Le 29 février, l'Union départementale des syndicats CGT-FO du Val-d'Oise a obtenu d'un juge des référés de Pontoise (Val-d'Oise) l'interdiction d'ouverture dominicale des magasins Castorama, Boulanger, Darty et Planète Saturn installés notamment à Groslay, Eragny, Herblay et Osny.
Cette interdiction était assortie d'une astreinte provisoire de 40.000 euros par infraction constatée par magasin, a pu lire l'AFP dans la décision dont elle a eue copie.
"Nous avons fait appel car nous estimons pouvoir bénéficier des dérogations légales d'ouvertures dominicales prévues par la loi du 3 janvier 2008", a expliqué à l'AFP Me Julien Duffour, défenseur de Darty.

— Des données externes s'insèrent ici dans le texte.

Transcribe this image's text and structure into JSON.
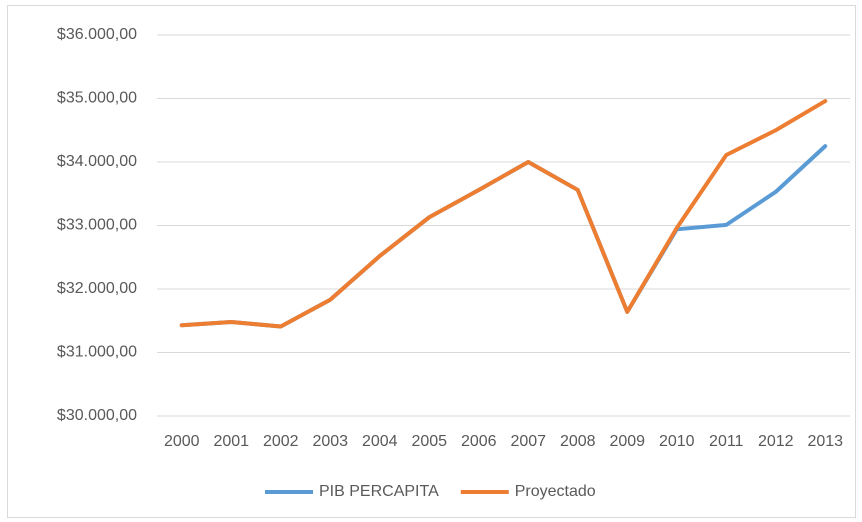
{
  "chart_data": {
    "type": "line",
    "categories": [
      "2000",
      "2001",
      "2002",
      "2003",
      "2004",
      "2005",
      "2006",
      "2007",
      "2008",
      "2009",
      "2010",
      "2011",
      "2012",
      "2013"
    ],
    "series": [
      {
        "name": "PIB PERCAPITA",
        "color": "#5b9bd5",
        "values": [
          31430,
          31480,
          31410,
          31830,
          32520,
          33130,
          33560,
          34000,
          33560,
          31640,
          32940,
          33010,
          33530,
          34250
        ]
      },
      {
        "name": "Proyectado",
        "color": "#ed7d31",
        "values": [
          31430,
          31480,
          31410,
          31830,
          32520,
          33130,
          33560,
          34000,
          33560,
          31640,
          32960,
          34110,
          34500,
          34960
        ]
      }
    ],
    "ylim": [
      30000,
      36000
    ],
    "yticks": [
      {
        "value": 30000,
        "label": "$30.000,00"
      },
      {
        "value": 31000,
        "label": "$31.000,00"
      },
      {
        "value": 32000,
        "label": "$32.000,00"
      },
      {
        "value": 33000,
        "label": "$33.000,00"
      },
      {
        "value": 34000,
        "label": "$34.000,00"
      },
      {
        "value": 35000,
        "label": "$35.000,00"
      },
      {
        "value": 36000,
        "label": "$36.000,00"
      }
    ],
    "grid": true,
    "legend": "bottom"
  }
}
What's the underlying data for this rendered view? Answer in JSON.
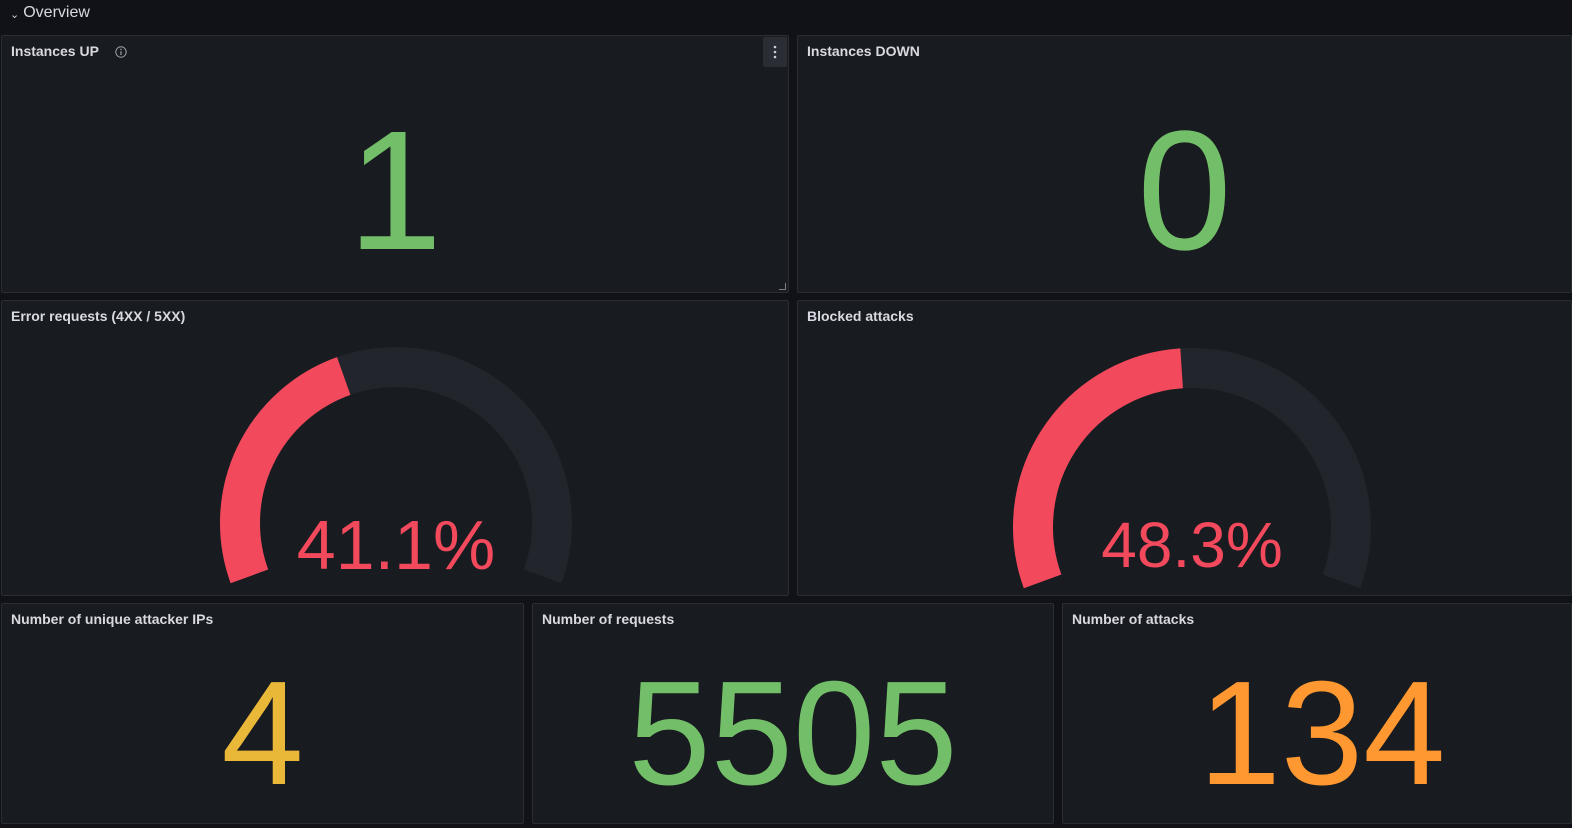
{
  "row": {
    "title": "Overview",
    "chevron": "chevron-down-icon"
  },
  "panels": {
    "instances_up": {
      "title": "Instances UP",
      "value": "1",
      "color": "#73bf69"
    },
    "instances_down": {
      "title": "Instances DOWN",
      "value": "0",
      "color": "#73bf69"
    },
    "error_requests": {
      "title": "Error requests (4XX / 5XX)",
      "value": "41.1%",
      "percent": 41.1,
      "color": "#f2495c",
      "track_color": "#22252b"
    },
    "blocked_attacks": {
      "title": "Blocked attacks",
      "value": "48.3%",
      "percent": 48.3,
      "color": "#f2495c",
      "track_color": "#22252b"
    },
    "unique_ips": {
      "title": "Number of unique attacker IPs",
      "value": "4",
      "color": "#eab839"
    },
    "requests": {
      "title": "Number of requests",
      "value": "5505",
      "color": "#73bf69"
    },
    "attacks": {
      "title": "Number of attacks",
      "value": "134",
      "color": "#ff9830"
    }
  }
}
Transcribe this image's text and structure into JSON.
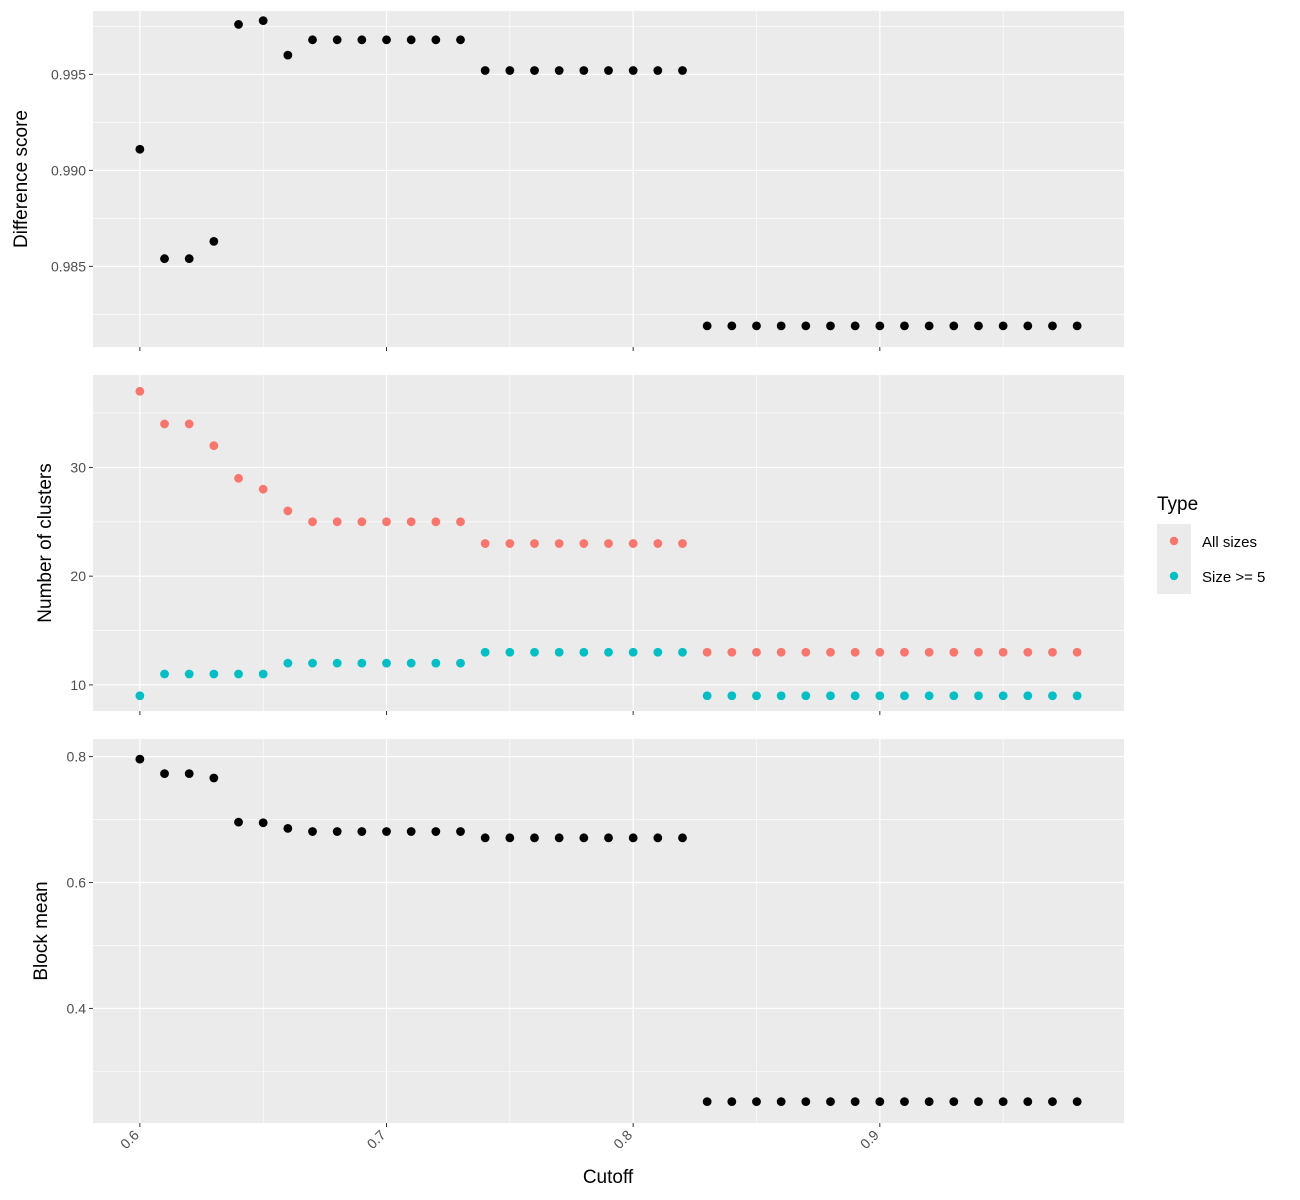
{
  "chart_data": [
    {
      "type": "scatter",
      "panel": "difference",
      "ylabel": "Difference score",
      "yticks": [
        0.985,
        0.99,
        0.995
      ],
      "ytick_labels": [
        "0.985",
        "0.990",
        "0.995"
      ],
      "ylim": [
        0.9808,
        0.9983
      ],
      "color": "#000000",
      "x": [
        0.6,
        0.61,
        0.62,
        0.63,
        0.64,
        0.65,
        0.66,
        0.67,
        0.68,
        0.69,
        0.7,
        0.71,
        0.72,
        0.73,
        0.74,
        0.75,
        0.76,
        0.77,
        0.78,
        0.79,
        0.8,
        0.81,
        0.82,
        0.83,
        0.84,
        0.85,
        0.86,
        0.87,
        0.88,
        0.89,
        0.9,
        0.91,
        0.92,
        0.93,
        0.94,
        0.95,
        0.96,
        0.97,
        0.98
      ],
      "y": [
        0.9911,
        0.9854,
        0.9854,
        0.9863,
        0.9976,
        0.9978,
        0.996,
        0.9968,
        0.9968,
        0.9968,
        0.9968,
        0.9968,
        0.9968,
        0.9968,
        0.9952,
        0.9952,
        0.9952,
        0.9952,
        0.9952,
        0.9952,
        0.9952,
        0.9952,
        0.9952,
        0.9819,
        0.9819,
        0.9819,
        0.9819,
        0.9819,
        0.9819,
        0.9819,
        0.9819,
        0.9819,
        0.9819,
        0.9819,
        0.9819,
        0.9819,
        0.9819,
        0.9819,
        0.9819
      ]
    },
    {
      "type": "scatter",
      "panel": "clusters",
      "ylabel": "Number of clusters",
      "yticks": [
        10,
        20,
        30
      ],
      "ytick_labels": [
        "10",
        "20",
        "30"
      ],
      "ylim": [
        7.6,
        38.5
      ],
      "series": [
        {
          "name": "All sizes",
          "color": "#F8766D",
          "x": [
            0.6,
            0.61,
            0.62,
            0.63,
            0.64,
            0.65,
            0.66,
            0.67,
            0.68,
            0.69,
            0.7,
            0.71,
            0.72,
            0.73,
            0.74,
            0.75,
            0.76,
            0.77,
            0.78,
            0.79,
            0.8,
            0.81,
            0.82,
            0.83,
            0.84,
            0.85,
            0.86,
            0.87,
            0.88,
            0.89,
            0.9,
            0.91,
            0.92,
            0.93,
            0.94,
            0.95,
            0.96,
            0.97,
            0.98
          ],
          "y": [
            37,
            34,
            34,
            32,
            29,
            28,
            26,
            25,
            25,
            25,
            25,
            25,
            25,
            25,
            23,
            23,
            23,
            23,
            23,
            23,
            23,
            23,
            23,
            13,
            13,
            13,
            13,
            13,
            13,
            13,
            13,
            13,
            13,
            13,
            13,
            13,
            13,
            13,
            13
          ]
        },
        {
          "name": "Size >= 5",
          "color": "#00BFC4",
          "x": [
            0.6,
            0.61,
            0.62,
            0.63,
            0.64,
            0.65,
            0.66,
            0.67,
            0.68,
            0.69,
            0.7,
            0.71,
            0.72,
            0.73,
            0.74,
            0.75,
            0.76,
            0.77,
            0.78,
            0.79,
            0.8,
            0.81,
            0.82,
            0.83,
            0.84,
            0.85,
            0.86,
            0.87,
            0.88,
            0.89,
            0.9,
            0.91,
            0.92,
            0.93,
            0.94,
            0.95,
            0.96,
            0.97,
            0.98
          ],
          "y": [
            9,
            11,
            11,
            11,
            11,
            11,
            12,
            12,
            12,
            12,
            12,
            12,
            12,
            12,
            13,
            13,
            13,
            13,
            13,
            13,
            13,
            13,
            13,
            9,
            9,
            9,
            9,
            9,
            9,
            9,
            9,
            9,
            9,
            9,
            9,
            9,
            9,
            9,
            9
          ]
        }
      ]
    },
    {
      "type": "scatter",
      "panel": "block",
      "ylabel": "Block mean",
      "yticks": [
        0.4,
        0.6,
        0.8
      ],
      "ytick_labels": [
        "0.4",
        "0.6",
        "0.8"
      ],
      "ylim": [
        0.218,
        0.828
      ],
      "color": "#000000",
      "x": [
        0.6,
        0.61,
        0.62,
        0.63,
        0.64,
        0.65,
        0.66,
        0.67,
        0.68,
        0.69,
        0.7,
        0.71,
        0.72,
        0.73,
        0.74,
        0.75,
        0.76,
        0.77,
        0.78,
        0.79,
        0.8,
        0.81,
        0.82,
        0.83,
        0.84,
        0.85,
        0.86,
        0.87,
        0.88,
        0.89,
        0.9,
        0.91,
        0.92,
        0.93,
        0.94,
        0.95,
        0.96,
        0.97,
        0.98
      ],
      "y": [
        0.796,
        0.773,
        0.773,
        0.766,
        0.696,
        0.695,
        0.686,
        0.681,
        0.681,
        0.681,
        0.681,
        0.681,
        0.681,
        0.681,
        0.671,
        0.671,
        0.671,
        0.671,
        0.671,
        0.671,
        0.671,
        0.671,
        0.671,
        0.252,
        0.252,
        0.252,
        0.252,
        0.252,
        0.252,
        0.252,
        0.252,
        0.252,
        0.252,
        0.252,
        0.252,
        0.252,
        0.252,
        0.252,
        0.252
      ]
    }
  ],
  "x_axis": {
    "label": "Cutoff",
    "ticks": [
      0.6,
      0.7,
      0.8,
      0.9
    ],
    "tick_labels": [
      "0.6",
      "0.7",
      "0.8",
      "0.9"
    ],
    "xlim": [
      0.581,
      0.999
    ]
  },
  "legend": {
    "title": "Type",
    "position": "right",
    "items": [
      {
        "label": "All sizes",
        "color": "#F8766D"
      },
      {
        "label": "Size >= 5",
        "color": "#00BFC4"
      }
    ]
  },
  "style": {
    "panel_background": "#EBEBEB",
    "grid_major": "#FFFFFF",
    "point_color": "#000000"
  }
}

L'amendement dit "Confokea" (contraction de Conforama et d'Ikea, NDLR) à la loi Châtel sur la consommation autorise en effet depuis janvier aux "établissements de commerce de détail d'ameublement" d'ouvrir le dimanche.
"Nous sommes directement concernés par cette loi car nous vendons aussi des meubles", a-t-il ajouté.
"Ces ouvertures ne constituent en aucun cas un trouble manifestement illicite à l'ordre public", a ajouté Me Pascal Gastebois, défenseur de Boulanger. "Nos salariés étaient volontaires, payés le double et bénéficiaient naturellement de jour de récupération".
"Ces enseignes ouvrent en toute illégalité depuis une vingtaine d'années", a expliqué à l'AFP Me Vincent Lecourt, défenseur de la CGT-FO. Il estime que "l'ouverture dominicale élimine les petits concurrents et détruit des centaines de milliers d'emplois".
"Deux avis du Conseil économique et social rendu en 2007 et 2008 détaillent les effets néfastes de l'ouverture dominicale que seules les grandes enseignes peuvent se permettre car cela représente une augmentation de 20% des charges", a-t-il ajouté.
Dans un nouveau projet de loi qui doit être examiné le 10 juin à l'assemblée, le député UMP Richard Mallié propose d'élargir cette dérogation à neuf départements (Ile-de-France et Bouches-du-Rhône) par l'instauration de "la notion de zone d'attractivité commerciale exceptionnelle".
Cette zone serait établie à titre expérimental pour cinq ans, par le préfet et sur proposition des conseils municipaux et des organisations professionnelles et syndicales.